EL CAJON — Grossmont Union High School District (GUHSD) and El Cajon Valley High School officials dedicated the newly renovated metal works facility and special education suites with an honorary chain-cutting ceremony on Wednesday, Jan. 25.

New Welding Booths
“El Cajon Valley High School is the only public education program in the county that provides American Welding Society Certification,” said El Cajon Valley Principal Dr. Erin Richison. “Over the past thirty years, the program has given our students the opportunity to explore possible careers in manufacturing and welding, and has turned out thousands of certified welders.”

According to Richison, as the only public education program in the county that provides American Welding Society certification, this facility had been used day and night and was no longer able to meet the demands of the program and the needs of the industry.

“The new, totally transformed facility is a modern welding and fabrication facility with state of the art equipment, which should provide training in the vital manufacturing industry sector for many years into the future,” she said.

“The entire building was modernized and 7,000 square feet was added to double the size of the welding program.”

With 28 new welding booths in a well-ventilated space, students attend lectures and perform hands-on exercises.

Key to this modernization are high performance concepts that feature: day lighting, natural ventilation, improved air quality and acoustic control.

This year, the school expect to serve more than 180 students in the welding metal masters program.

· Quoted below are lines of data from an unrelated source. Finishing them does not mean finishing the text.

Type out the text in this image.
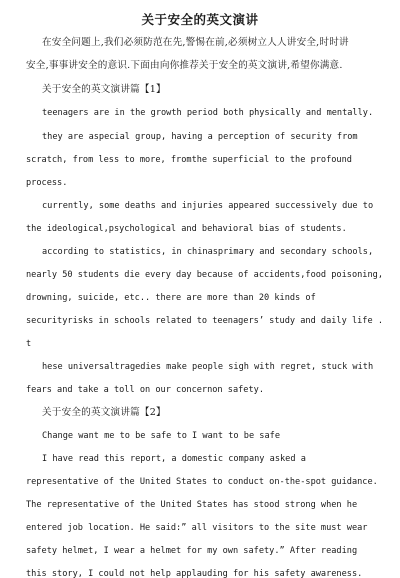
关于安全的英文演讲
在安全问题上,我们必须防范在先,警惕在前,必须树立人人讲安全,时时讲
安全,事事讲安全的意识.下面由向你推荐关于安全的英文演讲,希望你满意.
关于安全的英文演讲篇【1】
teenagers are in the growth period both physically and mentally.
they are aspecial group, having a perception of security from
scratch, from less to more, fromthe superficial to the profound
process.
currently, some deaths and injuries appeared successively due to
the ideological,psychological and behavioral bias of students.
according to statistics, in chinasprimary and secondary schools,
nearly 50 students die every day because of accidents,food poisoning,
drowning, suicide, etc.. there are more than 20 kinds of
securityrisks in schools related to teenagers’ study and daily life .
t
hese universaltragedies make people sigh with regret, stuck with
fears and take a toll on our concernon safety.
关于安全的英文演讲篇【2】
Change want me to be safe to I want to be safe
I have read this report, a domestic company asked a
representative of the United States to conduct on-the-spot guidance.
The representative of the United States has stood strong when he
entered job location. He said:” all visitors to the site must wear
safety helmet, I wear a helmet for my own safety.” After reading
this story, I could not help applauding for his safety awareness.
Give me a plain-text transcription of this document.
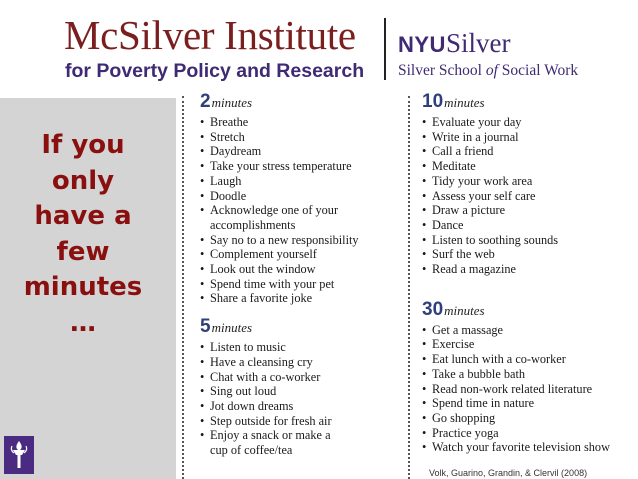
McSilver Institute
for Poverty Policy and Research
NYUSilver
Silver School of Social Work
If you
only
have a
few
minutes
…
2minutes
• Breathe
• Stretch
• Daydream
• Take your stress temperature
• Laugh
• Doodle
• Acknowledge one of your
accomplishments
• Say no to a new responsibility
• Complement yourself
• Look out the window
• Spend time with your pet
• Share a favorite joke
5minutes
• Listen to music
• Have a cleansing cry
• Chat with a co-worker
• Sing out loud
• Jot down dreams
• Step outside for fresh air
• Enjoy a snack or make a
cup of coffee/tea
10minutes
• Evaluate your day
• Write in a journal
• Call a friend
• Meditate
• Tidy your work area
• Assess your self care
• Draw a picture
• Dance
• Listen to soothing sounds
• Surf the web
• Read a magazine
30minutes
• Get a massage
• Exercise
• Eat lunch with a co-worker
• Take a bubble bath
• Read non-work related literature
• Spend time in nature
• Go shopping
• Practice yoga
• Watch your favorite television show
Volk, Guarino, Grandin, & Clervil (2008)
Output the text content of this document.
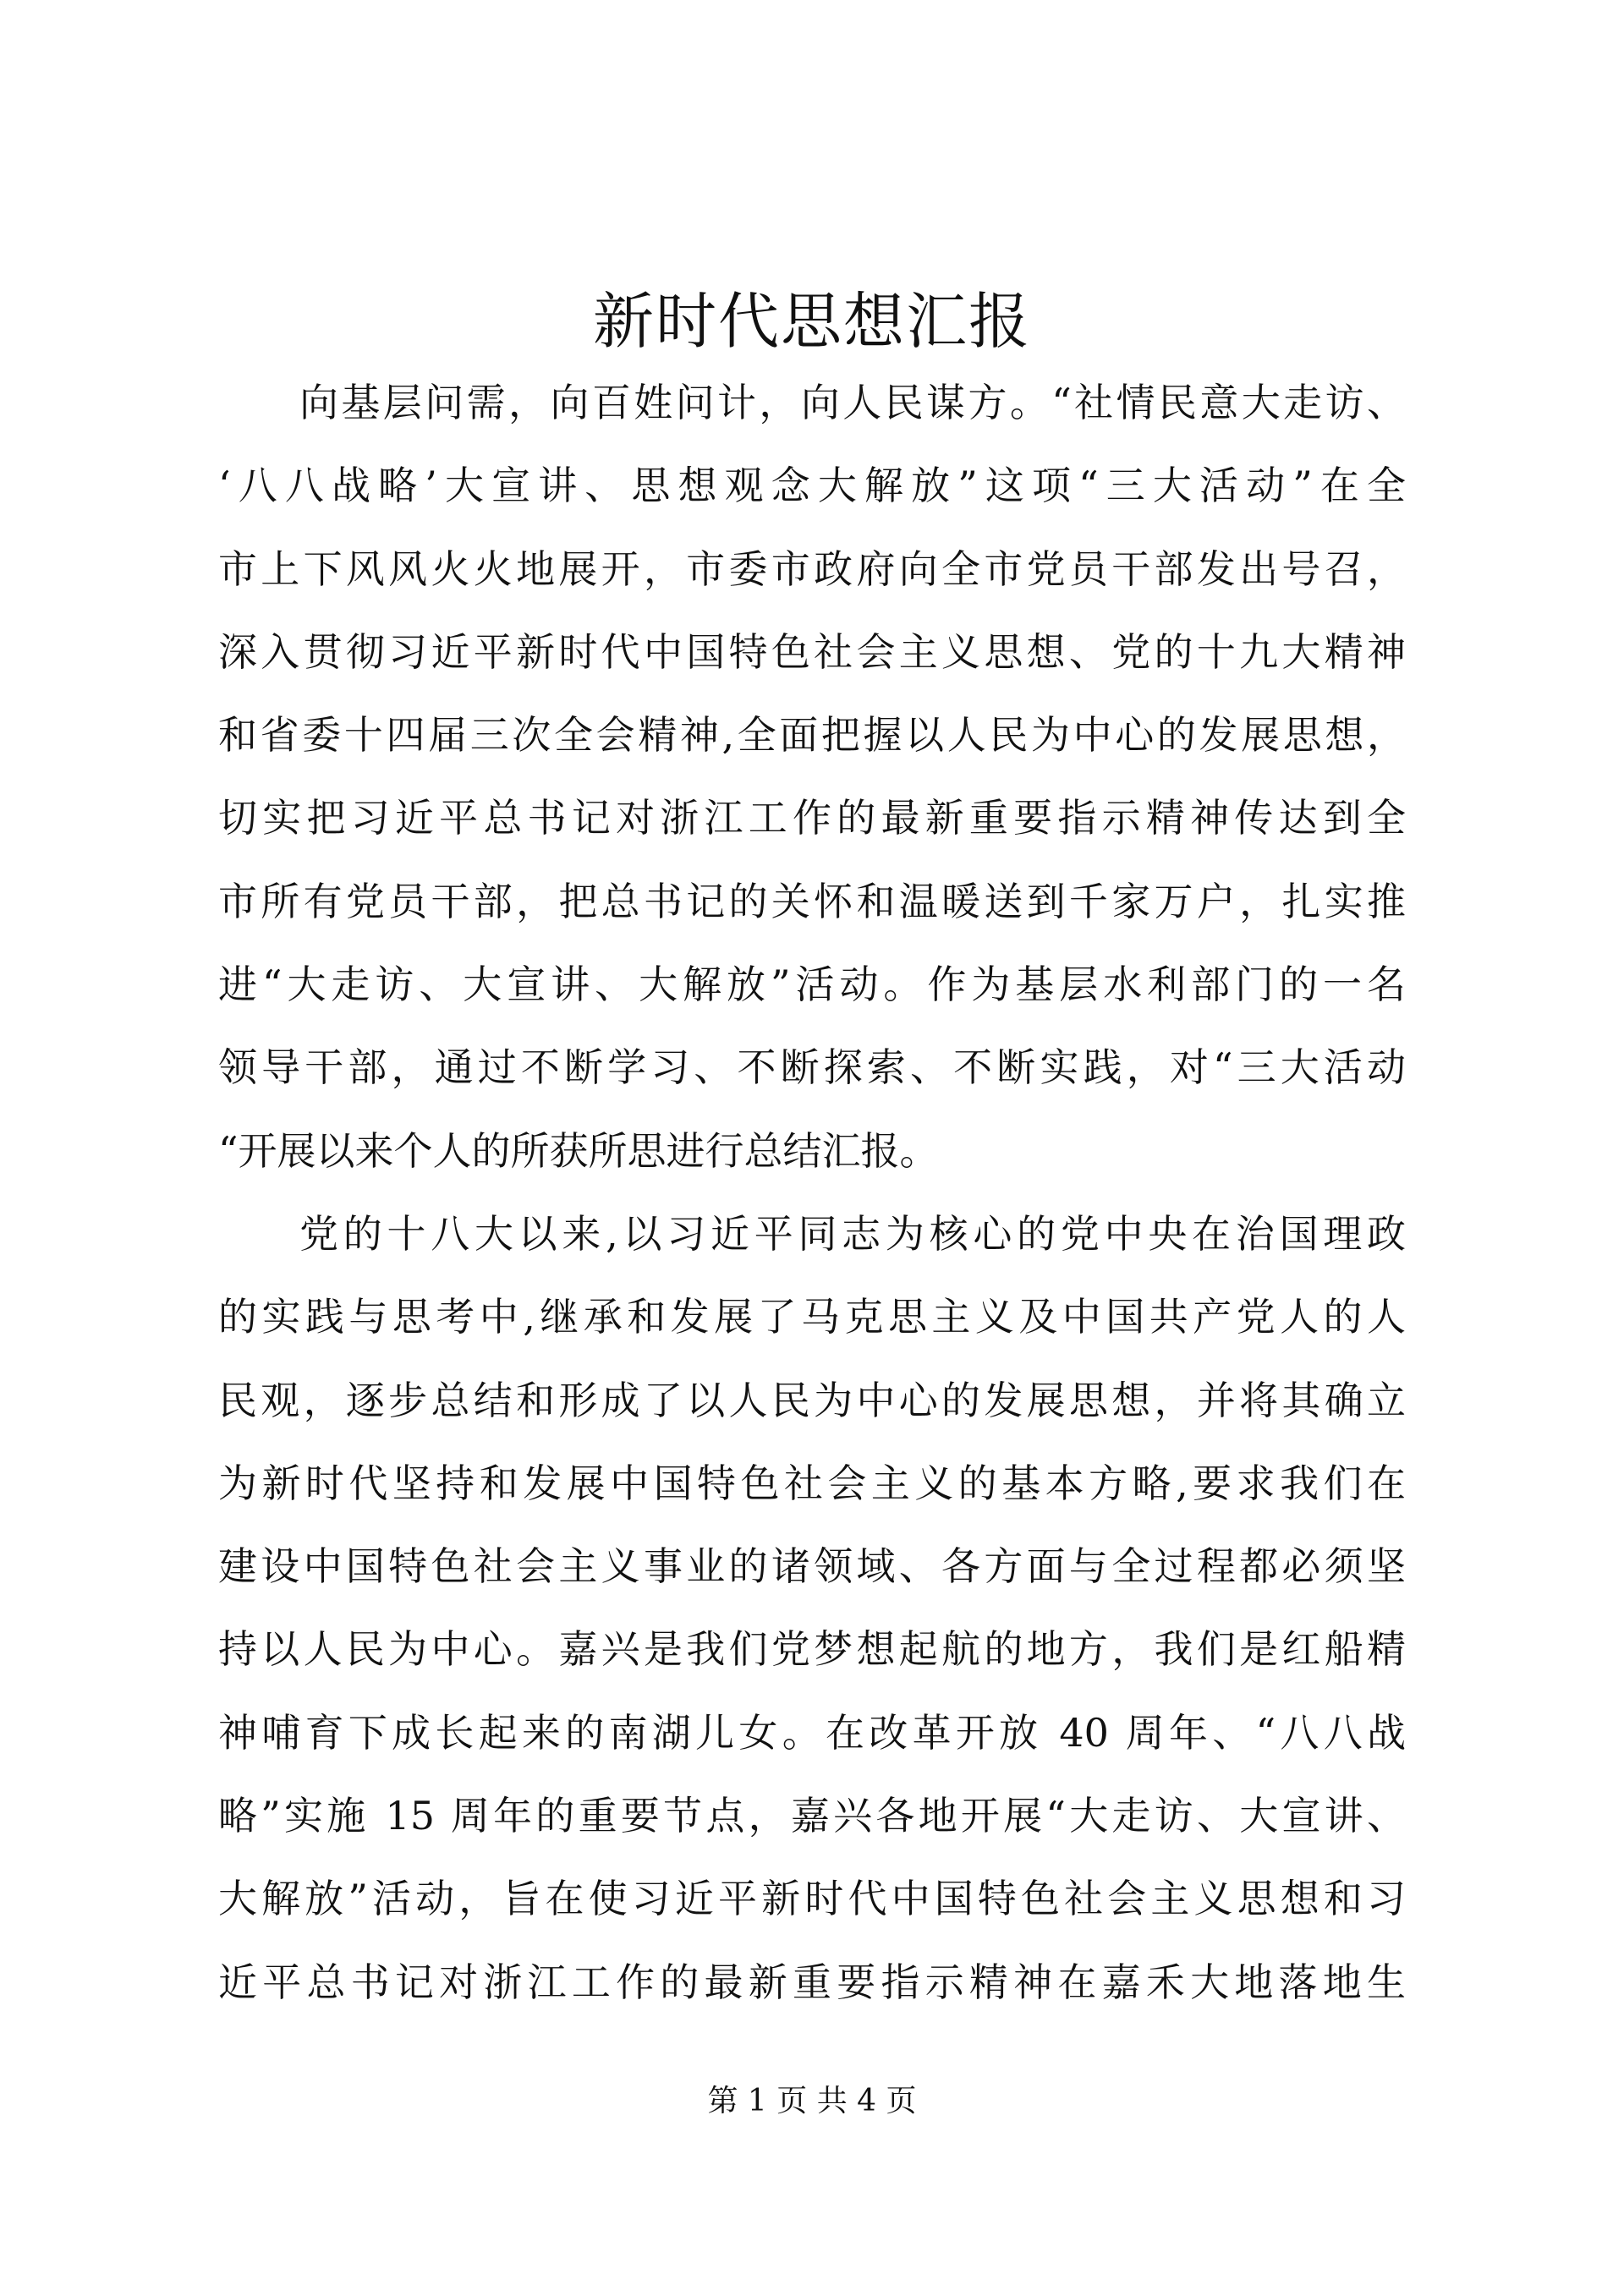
新时代思想汇报

向基层问需，向百姓问计，向人民谋方。“社情民意大走访、
‘八八战略’大宣讲、思想观念大解放”这项“三大活动”在全
市上下风风火火地展开，市委市政府向全市党员干部发出号召，
深入贯彻习近平新时代中国特色社会主义思想、党的十九大精神
和省委十四届三次全会精神,全面把握以人民为中心的发展思想，
切实把习近平总书记对浙江工作的最新重要指示精神传达到全
市所有党员干部，把总书记的关怀和温暖送到千家万户，扎实推
进“大走访、大宣讲、大解放”活动。作为基层水利部门的一名
领导干部，通过不断学习、不断探索、不断实践，对“三大活动
“开展以来个人的所获所思进行总结汇报。

党的十八大以来,以习近平同志为核心的党中央在治国理政
的实践与思考中,继承和发展了马克思主义及中国共产党人的人
民观，逐步总结和形成了以人民为中心的发展思想，并将其确立
为新时代坚持和发展中国特色社会主义的基本方略,要求我们在
建设中国特色社会主义事业的诸领域、各方面与全过程都必须坚
持以人民为中心。嘉兴是我们党梦想起航的地方，我们是红船精
神哺育下成长起来的南湖儿女。在改革开放 40 周年、“八八战
略”实施 15 周年的重要节点，嘉兴各地开展“大走访、大宣讲、
大解放”活动，旨在使习近平新时代中国特色社会主义思想和习
近平总书记对浙江工作的最新重要指示精神在嘉禾大地落地生

第 1 页 共 4 页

New Special Education Suite

The new special education suites on the North side of the building provide age-appropriate activities that support independence and self-advocacy for our students with cognitive disabilities.

The facility includes three classrooms, a living skills lab, personal hygiene training areas, focus rooms and a flexible support system for hanging furniture and sensory equipment.

“With the bond funding, we have been able to create facilities similar to this one at all of our school sites,” Richison said.
These special education facilities were designed to provide a learning environment that supports teachers in meeting academic, sensory, motor, and functional life skills of students with moderate to severe disabilities.

The classrooms are also equipped with portable and accessible smart board technology, multi-sensory and adaptive equipment, private student bathrooms, kitchenettes, and laundry facilities.

In the past, for various reasons, students with severe disabilities may not have had the opportunity to attend high school in their neighborhood.
The remodel of the special education classrooms across the district is one of the primary reasons that is no longer the case.

Districtwide, students with severe disabilities are now attending the same school as their siblings and their neighbors.